How do I change this greedy algorithm to predict the most overall score?

Question

Hello, everyone, this is my first post here.

So today during my university class, our professor gave us a task to write an algorithm:

Write a function that returns the count for the amount of steps you need to make in order to get the most score in a board game:

Rules of the game:

• you throw a dice and move accordingly (1-6 steps).
• the amount of tiles on the board can range anywhere between 2 - 99 999.
• when you step on a tile you receive or lose points (the points on each tile vary from -99 999, to 99 999).
• if you are at the end of the board and your dice throw gets you out of it's boundaries, you don't move.

My approach

It's sort of a greedy algorithm:

• count for each step if it's above or equal to 0,
• if it's negative, check for the next 6 tiles and move to the one with the highest score, to lose the least amount of points.

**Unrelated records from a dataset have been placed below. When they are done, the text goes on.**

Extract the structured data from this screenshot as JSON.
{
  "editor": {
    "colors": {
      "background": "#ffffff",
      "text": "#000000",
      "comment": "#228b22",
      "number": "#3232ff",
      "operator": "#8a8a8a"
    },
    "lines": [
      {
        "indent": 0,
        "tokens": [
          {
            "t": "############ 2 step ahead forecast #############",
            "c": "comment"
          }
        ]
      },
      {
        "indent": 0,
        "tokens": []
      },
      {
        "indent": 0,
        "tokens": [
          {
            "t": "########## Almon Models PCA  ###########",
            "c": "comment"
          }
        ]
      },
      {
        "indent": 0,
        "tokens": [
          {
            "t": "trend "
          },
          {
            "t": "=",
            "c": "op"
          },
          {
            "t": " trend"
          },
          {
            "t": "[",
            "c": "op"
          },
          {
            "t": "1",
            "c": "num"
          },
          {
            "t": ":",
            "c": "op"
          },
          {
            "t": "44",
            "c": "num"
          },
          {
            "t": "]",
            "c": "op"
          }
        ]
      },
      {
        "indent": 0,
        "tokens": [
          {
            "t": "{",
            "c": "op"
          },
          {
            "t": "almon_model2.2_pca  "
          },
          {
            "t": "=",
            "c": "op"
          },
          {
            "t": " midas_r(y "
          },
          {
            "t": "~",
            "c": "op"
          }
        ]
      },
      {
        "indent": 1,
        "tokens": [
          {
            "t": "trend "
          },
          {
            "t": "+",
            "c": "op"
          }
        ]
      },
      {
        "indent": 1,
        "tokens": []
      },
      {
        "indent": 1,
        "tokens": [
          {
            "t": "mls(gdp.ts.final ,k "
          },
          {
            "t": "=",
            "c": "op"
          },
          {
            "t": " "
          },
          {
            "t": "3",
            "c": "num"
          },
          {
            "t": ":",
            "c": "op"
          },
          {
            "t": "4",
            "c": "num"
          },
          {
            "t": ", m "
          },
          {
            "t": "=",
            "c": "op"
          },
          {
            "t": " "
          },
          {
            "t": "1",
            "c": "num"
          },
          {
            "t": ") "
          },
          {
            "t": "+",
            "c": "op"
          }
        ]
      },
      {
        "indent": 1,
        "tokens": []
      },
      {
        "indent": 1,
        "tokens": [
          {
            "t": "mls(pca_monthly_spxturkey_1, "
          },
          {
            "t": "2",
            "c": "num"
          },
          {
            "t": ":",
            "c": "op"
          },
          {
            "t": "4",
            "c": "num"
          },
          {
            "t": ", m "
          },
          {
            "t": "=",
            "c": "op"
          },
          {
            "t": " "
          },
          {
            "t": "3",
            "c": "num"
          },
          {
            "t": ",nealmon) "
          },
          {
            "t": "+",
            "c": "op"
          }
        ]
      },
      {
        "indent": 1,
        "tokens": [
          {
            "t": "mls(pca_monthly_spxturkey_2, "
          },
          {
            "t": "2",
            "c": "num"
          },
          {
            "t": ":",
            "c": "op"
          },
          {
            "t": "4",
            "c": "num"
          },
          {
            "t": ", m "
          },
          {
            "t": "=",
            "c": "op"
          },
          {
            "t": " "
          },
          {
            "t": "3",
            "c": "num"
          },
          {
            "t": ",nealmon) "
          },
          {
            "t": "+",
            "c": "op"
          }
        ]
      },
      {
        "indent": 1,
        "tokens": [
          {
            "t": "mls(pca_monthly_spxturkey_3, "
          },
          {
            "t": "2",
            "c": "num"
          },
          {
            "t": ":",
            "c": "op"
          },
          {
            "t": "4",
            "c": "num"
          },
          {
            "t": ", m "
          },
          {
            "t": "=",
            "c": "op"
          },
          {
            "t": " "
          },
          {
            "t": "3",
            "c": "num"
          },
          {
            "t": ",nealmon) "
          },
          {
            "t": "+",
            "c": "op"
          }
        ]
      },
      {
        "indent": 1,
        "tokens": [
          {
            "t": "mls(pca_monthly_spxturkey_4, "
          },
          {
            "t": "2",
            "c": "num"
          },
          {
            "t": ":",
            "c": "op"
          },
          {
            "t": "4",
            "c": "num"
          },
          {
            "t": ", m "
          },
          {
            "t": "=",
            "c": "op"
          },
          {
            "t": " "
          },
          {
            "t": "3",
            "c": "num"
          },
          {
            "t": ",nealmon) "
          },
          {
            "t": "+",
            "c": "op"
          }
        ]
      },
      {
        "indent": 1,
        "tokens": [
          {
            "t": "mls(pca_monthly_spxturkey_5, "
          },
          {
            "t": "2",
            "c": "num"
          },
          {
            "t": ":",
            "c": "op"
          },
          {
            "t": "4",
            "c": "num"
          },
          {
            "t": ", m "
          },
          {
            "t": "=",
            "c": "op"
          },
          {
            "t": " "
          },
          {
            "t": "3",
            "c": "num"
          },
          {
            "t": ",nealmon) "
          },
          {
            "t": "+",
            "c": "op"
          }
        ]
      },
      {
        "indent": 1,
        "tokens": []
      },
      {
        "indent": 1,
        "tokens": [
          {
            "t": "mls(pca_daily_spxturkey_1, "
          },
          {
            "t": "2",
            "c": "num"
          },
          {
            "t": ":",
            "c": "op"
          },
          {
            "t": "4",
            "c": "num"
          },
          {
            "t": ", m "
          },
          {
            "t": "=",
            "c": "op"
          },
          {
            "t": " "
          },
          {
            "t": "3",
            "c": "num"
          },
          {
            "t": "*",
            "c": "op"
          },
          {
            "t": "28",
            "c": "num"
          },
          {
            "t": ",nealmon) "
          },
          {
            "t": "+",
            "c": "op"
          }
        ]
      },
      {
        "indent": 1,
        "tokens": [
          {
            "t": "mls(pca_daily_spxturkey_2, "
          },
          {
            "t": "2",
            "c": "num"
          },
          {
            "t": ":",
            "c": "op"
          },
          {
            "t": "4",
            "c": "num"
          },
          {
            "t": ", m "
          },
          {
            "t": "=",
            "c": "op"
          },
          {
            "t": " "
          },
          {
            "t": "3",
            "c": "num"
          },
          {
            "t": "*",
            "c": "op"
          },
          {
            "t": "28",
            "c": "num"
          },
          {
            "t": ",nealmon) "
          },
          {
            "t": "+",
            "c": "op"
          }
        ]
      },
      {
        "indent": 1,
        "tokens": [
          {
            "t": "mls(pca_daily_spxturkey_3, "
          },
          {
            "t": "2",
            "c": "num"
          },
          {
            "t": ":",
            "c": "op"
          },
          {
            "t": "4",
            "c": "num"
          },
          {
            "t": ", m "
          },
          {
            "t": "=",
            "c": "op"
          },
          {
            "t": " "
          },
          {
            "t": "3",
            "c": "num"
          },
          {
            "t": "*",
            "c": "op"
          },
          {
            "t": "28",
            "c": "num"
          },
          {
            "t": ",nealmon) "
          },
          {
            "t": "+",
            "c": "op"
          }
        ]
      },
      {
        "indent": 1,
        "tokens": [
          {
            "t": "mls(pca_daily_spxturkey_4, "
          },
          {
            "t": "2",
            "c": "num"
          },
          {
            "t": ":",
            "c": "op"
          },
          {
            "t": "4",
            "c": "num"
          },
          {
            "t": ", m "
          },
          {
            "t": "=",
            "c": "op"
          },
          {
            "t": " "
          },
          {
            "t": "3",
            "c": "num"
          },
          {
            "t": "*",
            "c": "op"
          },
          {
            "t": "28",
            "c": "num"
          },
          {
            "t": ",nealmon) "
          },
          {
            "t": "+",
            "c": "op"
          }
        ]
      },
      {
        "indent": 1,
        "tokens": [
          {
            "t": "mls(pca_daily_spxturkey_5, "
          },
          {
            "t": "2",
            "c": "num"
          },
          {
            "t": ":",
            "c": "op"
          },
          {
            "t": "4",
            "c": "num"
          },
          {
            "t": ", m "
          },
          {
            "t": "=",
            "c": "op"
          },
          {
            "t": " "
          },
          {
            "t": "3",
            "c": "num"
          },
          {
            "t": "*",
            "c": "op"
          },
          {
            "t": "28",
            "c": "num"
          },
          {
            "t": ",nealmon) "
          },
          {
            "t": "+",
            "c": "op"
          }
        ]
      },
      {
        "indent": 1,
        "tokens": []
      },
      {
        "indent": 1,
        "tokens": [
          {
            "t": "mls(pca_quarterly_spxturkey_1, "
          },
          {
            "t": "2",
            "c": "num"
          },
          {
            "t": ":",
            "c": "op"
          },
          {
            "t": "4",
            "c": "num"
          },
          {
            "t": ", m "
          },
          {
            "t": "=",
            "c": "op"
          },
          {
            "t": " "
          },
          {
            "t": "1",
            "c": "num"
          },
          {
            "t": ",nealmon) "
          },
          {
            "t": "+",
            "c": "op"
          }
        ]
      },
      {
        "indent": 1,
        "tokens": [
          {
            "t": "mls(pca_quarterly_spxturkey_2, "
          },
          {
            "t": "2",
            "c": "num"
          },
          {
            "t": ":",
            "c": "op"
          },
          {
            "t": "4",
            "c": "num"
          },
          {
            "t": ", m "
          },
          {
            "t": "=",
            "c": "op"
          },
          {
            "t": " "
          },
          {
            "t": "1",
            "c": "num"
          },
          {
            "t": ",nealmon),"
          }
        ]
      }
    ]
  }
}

I realized that my approach is wrong, after I imagined this example:

So imagine an array of {1, -40, -40, -40, -40, -1, -38, -40, -40, -40, -40, -40, 1}

My greedy algorithm starts at 1 and sees four -40's, one -38 and one -1. It chooses -1 because it's the best option, but now we will end up with a result of: 1 + (-1) + (-38) + 1 = -37, however if we choose -38 instead of -1, we would end up with: 1 + (-38) + 1 = -36.

This is just a simple example of what the problems could be, I imagine I'd have to check for every path possible, because greedy algorithms don't check for the best path out there, only the best applicable for some particular moment.

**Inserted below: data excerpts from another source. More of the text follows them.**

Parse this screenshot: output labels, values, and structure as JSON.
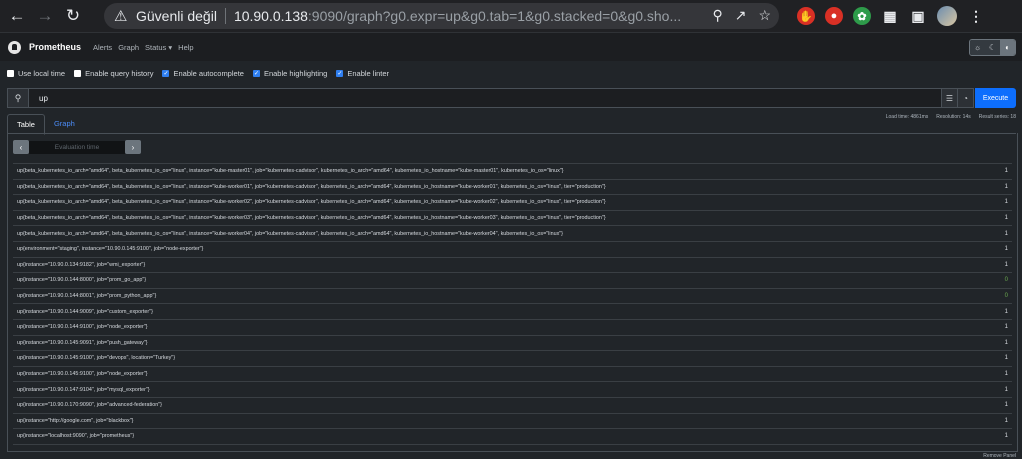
{
  "browser": {
    "security_label": "Güvenli değil",
    "url_host": "10.90.0.138",
    "url_rest": ":9090/graph?g0.expr=up&g0.tab=1&g0.stacked=0&g0.sho..."
  },
  "navbar": {
    "brand": "Prometheus",
    "links": [
      "Alerts",
      "Graph",
      "Status ▾",
      "Help"
    ]
  },
  "options": {
    "items": [
      {
        "label": "Use local time",
        "checked": false
      },
      {
        "label": "Enable query history",
        "checked": false
      },
      {
        "label": "Enable autocomplete",
        "checked": true
      },
      {
        "label": "Enable highlighting",
        "checked": true
      },
      {
        "label": "Enable linter",
        "checked": true
      }
    ]
  },
  "query": {
    "expression": "up",
    "execute_label": "Execute"
  },
  "stats": {
    "load_time": "Load time: 4861ms",
    "resolution": "Resolution: 14s",
    "result_series": "Result series: 18"
  },
  "tabs": {
    "table": "Table",
    "graph": "Graph"
  },
  "evaluation": {
    "placeholder": "Evaluation time"
  },
  "results": [
    {
      "metric": "up{beta_kubernetes_io_arch=\"amd64\", beta_kubernetes_io_os=\"linux\", instance=\"kube-master01\", job=\"kubernetes-cadvisor\", kubernetes_io_arch=\"amd64\", kubernetes_io_hostname=\"kube-master01\", kubernetes_io_os=\"linux\"}",
      "value": "1"
    },
    {
      "metric": "up{beta_kubernetes_io_arch=\"amd64\", beta_kubernetes_io_os=\"linux\", instance=\"kube-worker01\", job=\"kubernetes-cadvisor\", kubernetes_io_arch=\"amd64\", kubernetes_io_hostname=\"kube-worker01\", kubernetes_io_os=\"linux\", tier=\"production\"}",
      "value": "1"
    },
    {
      "metric": "up{beta_kubernetes_io_arch=\"amd64\", beta_kubernetes_io_os=\"linux\", instance=\"kube-worker02\", job=\"kubernetes-cadvisor\", kubernetes_io_arch=\"amd64\", kubernetes_io_hostname=\"kube-worker02\", kubernetes_io_os=\"linux\", tier=\"production\"}",
      "value": "1"
    },
    {
      "metric": "up{beta_kubernetes_io_arch=\"amd64\", beta_kubernetes_io_os=\"linux\", instance=\"kube-worker03\", job=\"kubernetes-cadvisor\", kubernetes_io_arch=\"amd64\", kubernetes_io_hostname=\"kube-worker03\", kubernetes_io_os=\"linux\", tier=\"production\"}",
      "value": "1"
    },
    {
      "metric": "up{beta_kubernetes_io_arch=\"amd64\", beta_kubernetes_io_os=\"linux\", instance=\"kube-worker04\", job=\"kubernetes-cadvisor\", kubernetes_io_arch=\"amd64\", kubernetes_io_hostname=\"kube-worker04\", kubernetes_io_os=\"linux\"}",
      "value": "1"
    },
    {
      "metric": "up{environment=\"staging\", instance=\"10.90.0.145:9100\", job=\"node-exporter\"}",
      "value": "1"
    },
    {
      "metric": "up{instance=\"10.90.0.134:9182\", job=\"wmi_exporter\"}",
      "value": "1"
    },
    {
      "metric": "up{instance=\"10.90.0.144:8000\", job=\"prom_go_app\"}",
      "value": "0"
    },
    {
      "metric": "up{instance=\"10.90.0.144:8001\", job=\"prom_python_app\"}",
      "value": "0"
    },
    {
      "metric": "up{instance=\"10.90.0.144:9009\", job=\"custom_exporter\"}",
      "value": "1"
    },
    {
      "metric": "up{instance=\"10.90.0.144:9100\", job=\"node_exporter\"}",
      "value": "1"
    },
    {
      "metric": "up{instance=\"10.90.0.145:9091\", job=\"push_gateway\"}",
      "value": "1"
    },
    {
      "metric": "up{instance=\"10.90.0.145:9100\", job=\"devops\", location=\"Turkey\"}",
      "value": "1"
    },
    {
      "metric": "up{instance=\"10.90.0.145:9100\", job=\"node_exporter\"}",
      "value": "1"
    },
    {
      "metric": "up{instance=\"10.90.0.147:9104\", job=\"mysql_exporter\"}",
      "value": "1"
    },
    {
      "metric": "up{instance=\"10.90.0.170:9090\", job=\"advanced-federation\"}",
      "value": "1"
    },
    {
      "metric": "up{instance=\"http://google.com\", job=\"blackbox\"}",
      "value": "1"
    },
    {
      "metric": "up{instance=\"localhost:9090\", job=\"prometheus\"}",
      "value": "1"
    }
  ],
  "remove_panel": "Remove Panel",
  "colors": {
    "accent": "#0d6efd",
    "background": "#212529",
    "navbar": "#1c1e21"
  }
}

I was wondering if a graph with all the possibilities could be an option here, but if we had an array of only negative numbers, then we would end up with a graph with maximum size of something around (99999^6?), which would result in taking up too much memory.

I'm a newbie and I've ran out of ideas. Could anyone point me towards the right direction?

Answer 1

Oh, wait! Greedy is possible here using a maximum heap.

Idea:

Max heap is a data structure which maintains the maximum element at the top of the structure. If we keep 6 values that could come up after the dice roll in maximum heap, we can get the maximum possible value that dice can roll.

Let us consider your example array {1, -40, -40, -40, -40, -1, -38, -40, -40, -40, -40, -40, 1}.

Push first six values that dice can roll in the max heap. So, max heap contains the elements {<1, 0>, <-40, 1>, <-40, 2>, <-40, 3>, <-40, 4>, <-1, 5>} (not in max heap order).

Here <top of the max heap>.value = 1 and <top of the max heap>.index = 0.

Now, max_score = 1.

After popping the max heap and adding the next element from the array, max heap would contain following elements {<-40, 1>, <-40, 2>, <-40, 3>, <-40, 4>, <-1, 5>, <-38, 6>} (not in max heap order).

Similarly, you can work out for remaining elements in the input array using the below algorithm.

Algorithm:

max_score, curr_index, steps = 0
Push input_array[0..max(5, size_of_input_array - 1)] values in a max heap in the form <value, index in the array>
i = 6

while(max heap is not empty):
    while(max heap is not empty and <top of the max heap>.index < curr_index):
        pop the max heap
    if(max heap is not empty):
        max_score += <top of the max heap>.value
        curr_index = <top of the max heap>.index
        steps++
        pop the max heap
    if(i < size_of_input_array):
        push the <input_array[i], i> into the max heap
        i++
return max_score, steps

Time complexity: O(size_of_input_array * log(6)) => O(size_of_input_array)
Space complexity: O(6) => Constant

Not giving out the full working code as it is your assignment but the above algorithm is not less than code.

You can try with Depth First Search, Dynamic Programming as well. But the above greedy solution is asymptotically the most efficient approach.

Hope that helped you. I loved solving it. Thanks!